Lsh For Finding Document Similarity

Last Tuesday winter storm Stella hit New York, and because it was impossible to commute to RC me and my roommate @nandajavarma decided to spend our afternoon coding a Python script to calculate the similarities between different documents.

Document similarity is a huge field in Natural Language Processing, so our purpose was to experiment with some simple concepts and see the results of comparing a few documents. We divided the job into two tasks to be able to cover the whole functionality in one day: my roommate was in charge of extracting the semantics of the documents while I was in charge of calculating the similarities of the resulting extractions.

Creating a semantical representation

The difference between semantical vs lexical representation lies in the idea of distance between words based on the likeness of their meaning as opposed to their lexical composition (i.e. word order, lexemes or how the String is created).

Let’s take a look at these two sentences:

Both sentences are lexically quite similar but semantically different. The word bear has a different connotation in each sentence; in the first one we can link the interpretation of ‘bear’ with ‘animal’ or ‘dangerous’ while in the second one we can link it with words like ‘handle’ or ‘upset’.

alt lsh

For our script we chose to extract the semantic space from the document content. The script goes through each document word by word and updates the vector representation of the document by adding its semantic relation weight value. Of course, it discards irrelevant words like prepositions or articles.

In addition of the semantic value, we also take into account the entropy of each word, grading and updating the word’s weight by its ambiguity and uninformativeness. A not very relevant word should have a high entropy, which will manifest ifself in a small update of the document vector representation.

Calculating similarities

It is possible to compare the resulting vector representation from our documents and find a semantical similarity descriptive value. I remember while writing a post a few months ago about the Jaccard Index Similarity to bump into a concept called Locality-Sensitive Hashing.
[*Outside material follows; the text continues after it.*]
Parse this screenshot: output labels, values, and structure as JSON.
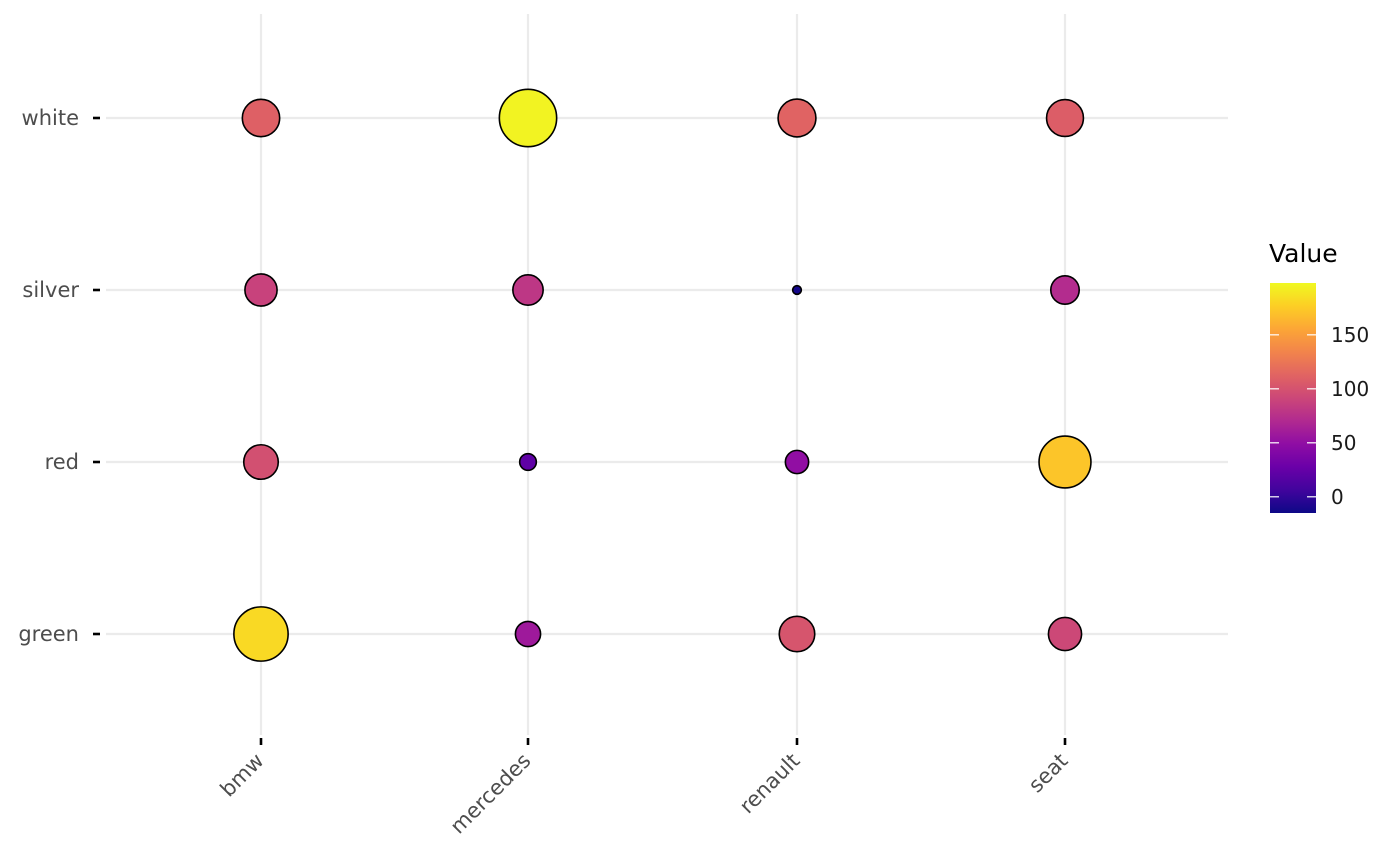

LSH is an algorithm that solves the approximate or exact Near Neighbor Search in high dimensional spaces. The general approach to LSH is to hash items multiple times, in such a way that similar items are more likely to be hashed to the same bucket than dissimilar ones.

The following picture shows how four documents (represented by the colors green, red, orange and blue) are located into buckets after applied a hash function. Because the green and the red document are placed in the same bucket, we can conclude that those documents are neighbors or similar.

alt lsh

Because of the random nature of the hash function, obviously calling it only once opens the door to possible errors. In the following picture all the documents are placed in different buckets, so it is impossible for us to conclude the similarities between them.

alt lsh

That is why LSH hashes multiple times trying to avoid this situation.

For instance, given documents A and B our Python script get their similarity by calculating the result of N different hash functions from both document vector representations. The index similarity between both documents should be calculated by summing the number of times those hashes are placed in the same bucket and dividing that sum by the number of total hash functions - N.

Our script returns a value between zero and one representing the similarity of both documents. The closer to one the value is the more similar those documents are.

Conclusions and results

At the end, being unable to leave home because of the winter storm wasn’t that bad. It was a great experience to pair with @nandajavarma, and we managed in just one day to finish the script. Surprisingly the results when comparing different documents are quite good. We are kind of proud of what we achieved in just one afternoon.

> python similarity.py sample_pdfs/Star\ Wars.pdf sample_pdfs/Star\ Trek.pdf sample_pdfs/Chocolate.pdf 

    title  Star Wars  Star Trek  Chocolate
Star Wars        1.0        0.9        0.2

In the future, it would be nice to modify the code in order to try different approaches of the LSH algorithm and compare results. For instance, it is possible to divide the vector representation of a document into N parts - instead of hashing against the whole vector, each hash function is used against one slice of the vector.